Inspirational Wine Stories

When it comes to blending wine with tourism, Beth and Linda, and Micaela and Sue – two sets of couples living in two very different regions (Herefordshire in England and the Loire Valley in France), have more in common than one might think. While their backgrounds and focus may differ, all four share a strong entrepreneurial spirit paired with a sense of adventure. Further Afield recently caught up with the hosts and learned more about their fantastic properties and projects, as well as their relationships with wine.

New Frontiers

For Beth Derbyshire, co-owner of Furnace Projects and the super stylish Blackbird Barn along with her partner Linda, the decision to enter the world of wine making was a way of honouring family. “My late father Hugh planted the vineyard around seven years ago, but it wasn’t until two years ago that I took it on as a legacy to Hugh. It was certainly a surprising new venture for me and I am on a steep learning curve, but it’s a very enjoyable business to be in, and I work with terrific people”, she says. Furnace Projects, alongside wine and a beautiful place to stay, has a strong creative arts focus, reflective of both owner’s backgrounds – Beth as a lecturer in The Arts and Linda as Creative Director at Selfridges.

Micaela Frow-Hunt, who co-owns the lovely La Grande Maison and La Petite Maison in the Loire Valley with her wife Sue, explains their path toward working in wine tourism. “We both love simply sharing a bottle of good wine with good company. For Sue that triggered a curiosity for growing grapes, she enrolled in the Wine Studies course at Plumpton College. My passion for wine grew from a technical appreciation during my time working in hotels and restaurants into an exciting purpose for wine based travel.”

Since opening La Grande Maison (above), their lives have unfolded in exciting and unexpected ways. Micaela elaborates. “Our plan was to make our own wine from our own vines in France and then we found and fell in love with La Grande Maison (as everyone does).” Their charming property offers guests accommodation and meals, expertly paired with the very best local wines. Now 13 years in, their Loire Wine Tours are a highly sought after ticket. Guests rave about the experiences which are both luxurious and informative.

While the Loire Valley is firmly established in the wine world, Beth and Linda are forging a new path. Interest in English wine has been on the rise for years, something Beth has noticed. “I am seeing an increase in the mention of Herefordshire wine and certainly seeing it on menus in London and elsewhere on a regular basis.” Introducing new concepts is something La Grande Maison’s owners also have experience with.

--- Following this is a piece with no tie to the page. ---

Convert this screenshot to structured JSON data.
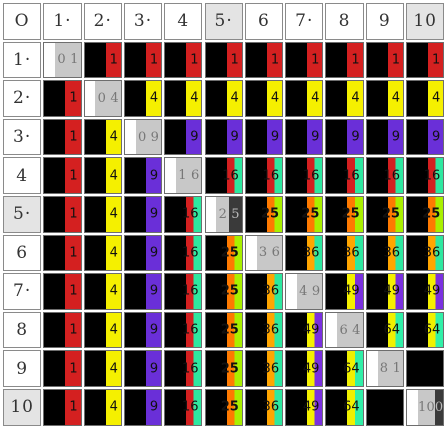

Micaela recalls the early days. “When we first arrived in 2004 wine tourism was relatively unheard of and we felt like we were pioneers in the area. Today “oenotourism” as it is known in France has grown rapidly.”

Welcome & Success

Back at Blackbird Barn (above), the couples’ own line of still and sparkling wine under their Furnace Projects brand(link) is being embraced. Reactions, have been enthusiastic; “People in the industry have been very welcoming and supportive which we are very grateful for some of our recent wines were rated at 7/8 out of 10 in a recent tasting with an industry professional,” Beth says.

In a region as seemingly traditional as the Loire, it is wonderful to discover Micaela and Sue have been supported similarly. “From the outset, our local vignerons (winemakers) have always given us a warm welcome. They quickly realised we share similar levels of wine interest and were keen to share their expertise and the fruits of their hard labour!”

Set for the Future

What the future holds for wine depends on who you ask, of course. Both agree a modern approach, not only in the production of wine, but the selling of it is key. Beth shares her goals. “I am really interested to develop new and unexpected wines. I am very excited for the future of Furnace Projects as we are creating a brand that not only is about English wine but a venture that explores the rural though creative collaborations with people.”

For Micaela the future is organic. “We choose to support the organic growers, and the health of the soil, the health of the grape growers, and the health of the wine drinkers.” They also have an amazing array of tours available for 2018.

Aside from their individual goals and expectations, both couples share one thing; a desire to introduce new wines and ways to enjoy that wine along with providing incredible hospitality in their beautiful places to stay.